Now that the date of the Referendum on Britain's membership of the EU has been announced, I wanted to read up on the relevant facts and arguments, to be able to make an informed decision (okay so I'd effectively already made a decision, but wanted it to be informed nonetheless!) and to arm myself for debates/arguments in the next few months. Anyway, after looking at a number of books about the EU referendum, I settled on 'Europe: In or Out' by David Charter who is a renowned journalist, the Berlin correspondent for The Times.

The book is well set out and each chapter covers a different theme / policy area, with key facts, the arguments for leaving and for remaining, as well as a general discussion with examples. There were chapters covering immigration, the EU budget, trade, justice, farming, fishing, defence and foreign aid amongst others. It draws on a number of studies and reports, going into a fair bit of detail. It's not a long book, 300-350 pages, but it is long enough and certainly longer than many of the books about the EU referendum that are springing up.

I thought this was a really good book that covers all the main areas that you'd want it to. What it doesn't do is explain what the EU does or how the various EU institutions work, instead it assumes a certain degree of prior knowledge on the subject. This isn't actually a problem, even if you don't know the ins and outs of the system, you get the gist of how things work. The only area where it becomes a bit of a problem is in the discussion of the "democratic deficit", i.e. the extent to which laws are passed affecting us where we haven't had a say in it. Without a good understanding of the workings of the European Commission, EU Parliament etc it is difficult to judge the argument either way. This is a minor flaw though, and one that is easily rectified if need be with a bit of reading on Wikipedia or similar.

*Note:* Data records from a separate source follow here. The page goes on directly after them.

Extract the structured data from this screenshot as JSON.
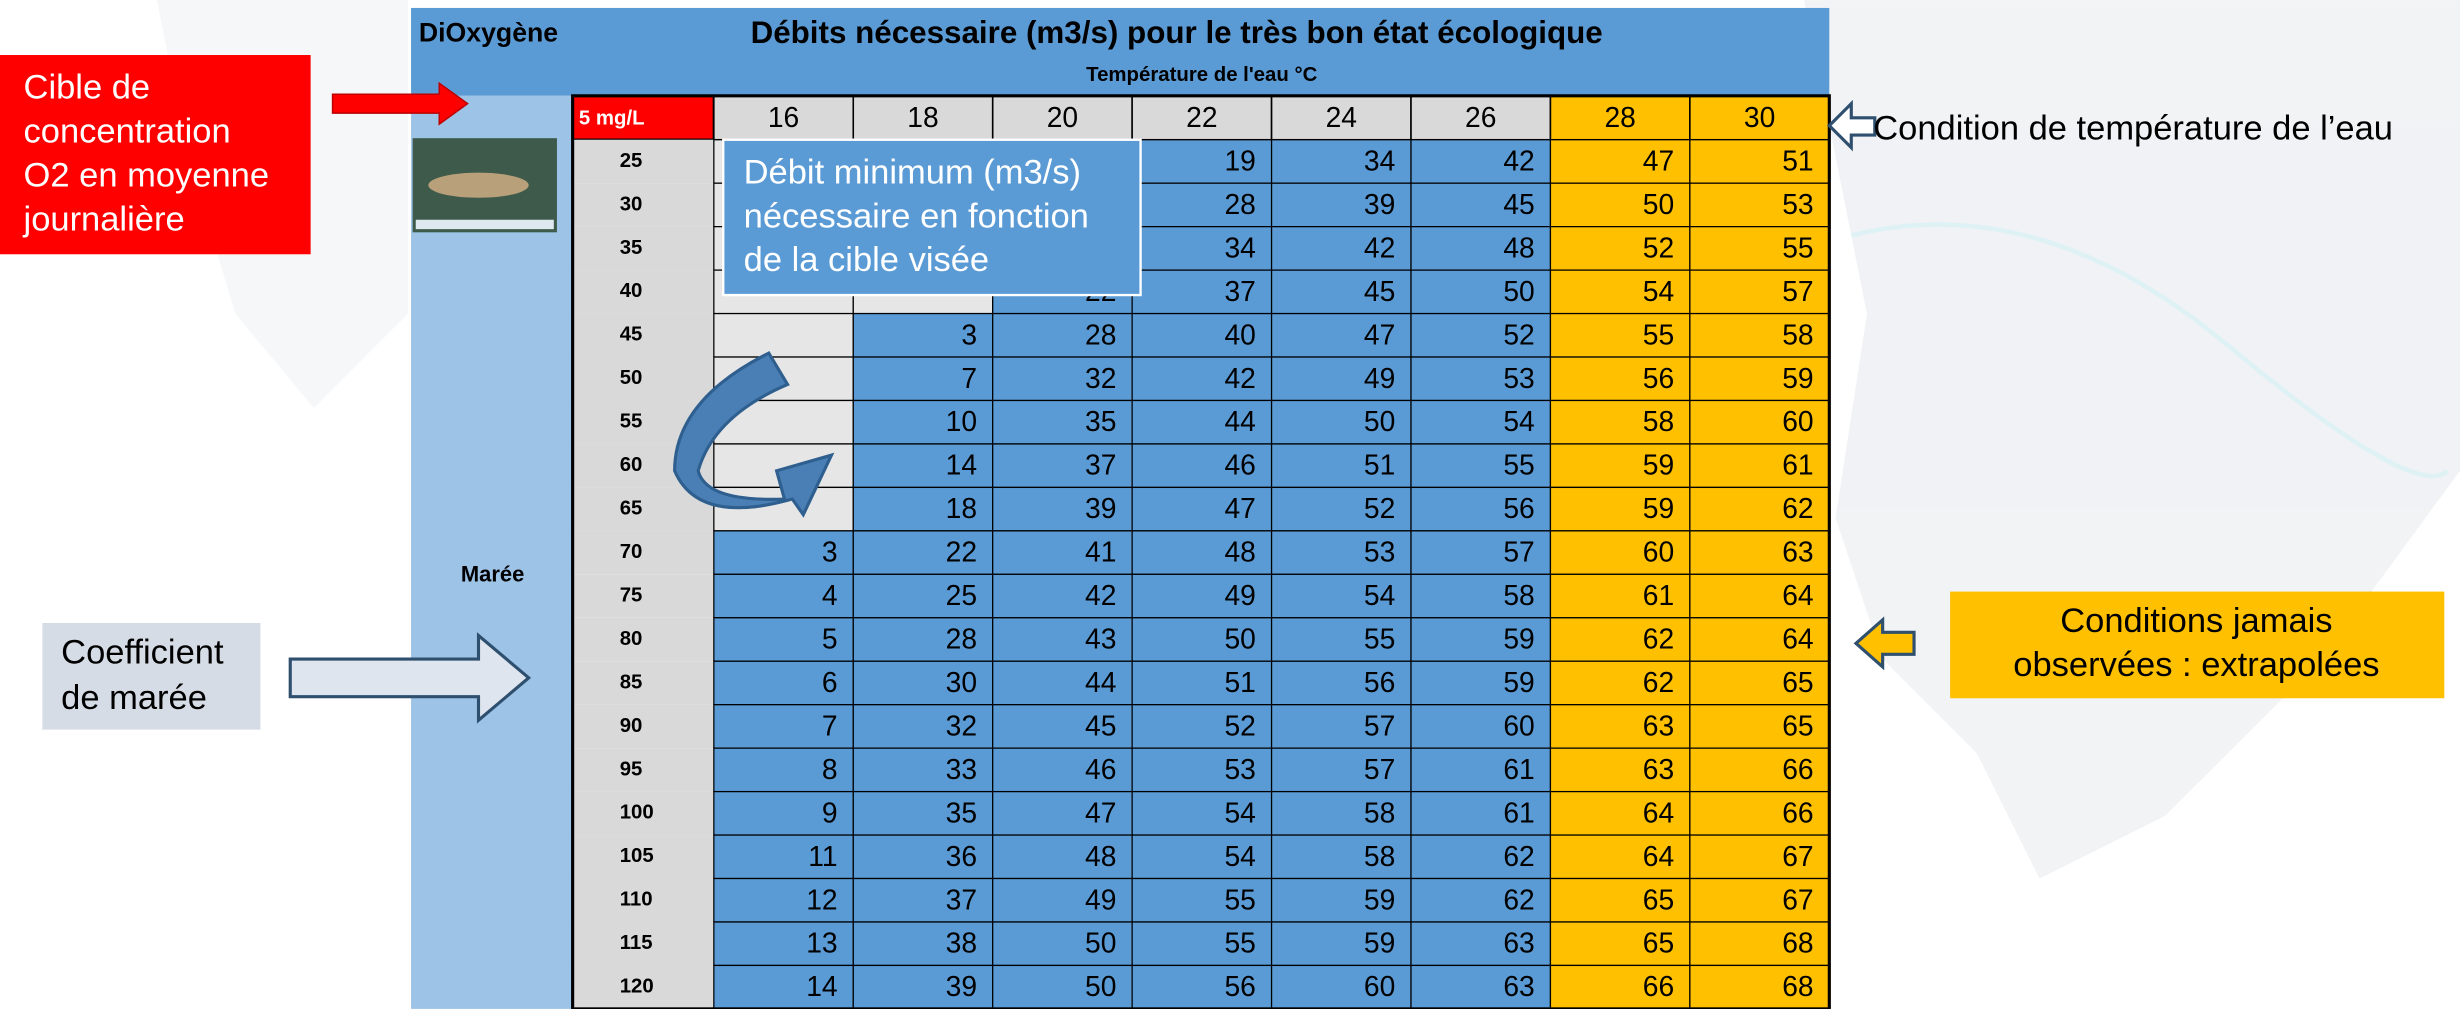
{
  "header": {
    "left_label": "DiOxygène",
    "title": "Débits nécessaire (m3/s) pour le très bon état écologique",
    "subtitle": "Température de l'eau °C"
  },
  "side_label": "Marée",
  "table": {
    "corner": "5 mg/L",
    "columns": [
      16,
      18,
      20,
      22,
      24,
      26,
      28,
      30
    ],
    "rows": [
      {
        "label": 25,
        "cells": [
          null,
          null,
          null,
          19,
          34,
          42,
          47,
          51
        ]
      },
      {
        "label": 30,
        "cells": [
          null,
          null,
          null,
          28,
          39,
          45,
          50,
          53
        ]
      },
      {
        "label": 35,
        "cells": [
          null,
          null,
          null,
          34,
          42,
          48,
          52,
          55
        ]
      },
      {
        "label": 40,
        "cells": [
          null,
          null,
          22,
          37,
          45,
          50,
          54,
          57
        ]
      },
      {
        "label": 45,
        "cells": [
          null,
          3,
          28,
          40,
          47,
          52,
          55,
          58
        ]
      },
      {
        "label": 50,
        "cells": [
          null,
          7,
          32,
          42,
          49,
          53,
          56,
          59
        ]
      },
      {
        "label": 55,
        "cells": [
          null,
          10,
          35,
          44,
          50,
          54,
          58,
          60
        ]
      },
      {
        "label": 60,
        "cells": [
          null,
          14,
          37,
          46,
          51,
          55,
          59,
          61
        ]
      },
      {
        "label": 65,
        "cells": [
          null,
          18,
          39,
          47,
          52,
          56,
          59,
          62
        ]
      },
      {
        "label": 70,
        "cells": [
          3,
          22,
          41,
          48,
          53,
          57,
          60,
          63
        ]
      },
      {
        "label": 75,
        "cells": [
          4,
          25,
          42,
          49,
          54,
          58,
          61,
          64
        ]
      },
      {
        "label": 80,
        "cells": [
          5,
          28,
          43,
          50,
          55,
          59,
          62,
          64
        ]
      },
      {
        "label": 85,
        "cells": [
          6,
          30,
          44,
          51,
          56,
          59,
          62,
          65
        ]
      },
      {
        "label": 90,
        "cells": [
          7,
          32,
          45,
          52,
          57,
          60,
          63,
          65
        ]
      },
      {
        "label": 95,
        "cells": [
          8,
          33,
          46,
          53,
          57,
          61,
          63,
          66
        ]
      },
      {
        "label": 100,
        "cells": [
          9,
          35,
          47,
          54,
          58,
          61,
          64,
          66
        ]
      },
      {
        "label": 105,
        "cells": [
          11,
          36,
          48,
          54,
          58,
          62,
          64,
          67
        ]
      },
      {
        "label": 110,
        "cells": [
          12,
          37,
          49,
          55,
          59,
          62,
          65,
          67
        ]
      },
      {
        "label": 115,
        "cells": [
          13,
          38,
          50,
          55,
          59,
          63,
          65,
          68
        ]
      },
      {
        "label": 120,
        "cells": [
          14,
          39,
          50,
          56,
          60,
          63,
          66,
          68
        ]
      }
    ]
  },
  "callouts": {
    "target": [
      "Cible de",
      "concentration",
      "O2 en moyenne",
      "journalière"
    ],
    "flow": [
      "Débit minimum (m3/s)",
      "nécessaire en fonction",
      "de la cible visée"
    ],
    "temperature": "Condition de température de l’eau",
    "extrapolated": [
      "Conditions jamais",
      "observées : extrapolées"
    ],
    "tide": [
      "Coefficient",
      "de marée"
    ]
  }
}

One of the book's main strengths is it's balance, even something close to impartiality. There is plenty in this book for both sides in the referendum argument to be happy with. It is very difficult to work out which side the author favours - some chapters it looks like he's in the Leave camp, others that he's pro-EU. I think though that just shows that some themes and policy areas favour remaining in the EU, others lean more towards us leaving. 

Those readers looking for the book to tell them which way to vote will be left disappointed (though there are plenty of biased books that will do that). Instead it leaves you with a lot to think about and allow you to make a more informed judgement which can only be a good thing. I'm giving this a solid 8/10.

A note about versions

This book was written shortly before the 2015 General Election, after David Cameron had announced he'd hold a referendum if the Conservatives won the general election, before the referendum was formally agreed. It therefore doesn't cover David Cameron's recent EU deal. Having just been on Amazon however, it appears that a new version of the book is to be released in the next couple of weeks, which presumably will cover this. So it could be worth waiting for then to buy the book. I don't think it matters too much however, as Cameron's deal doesn't change the key issues.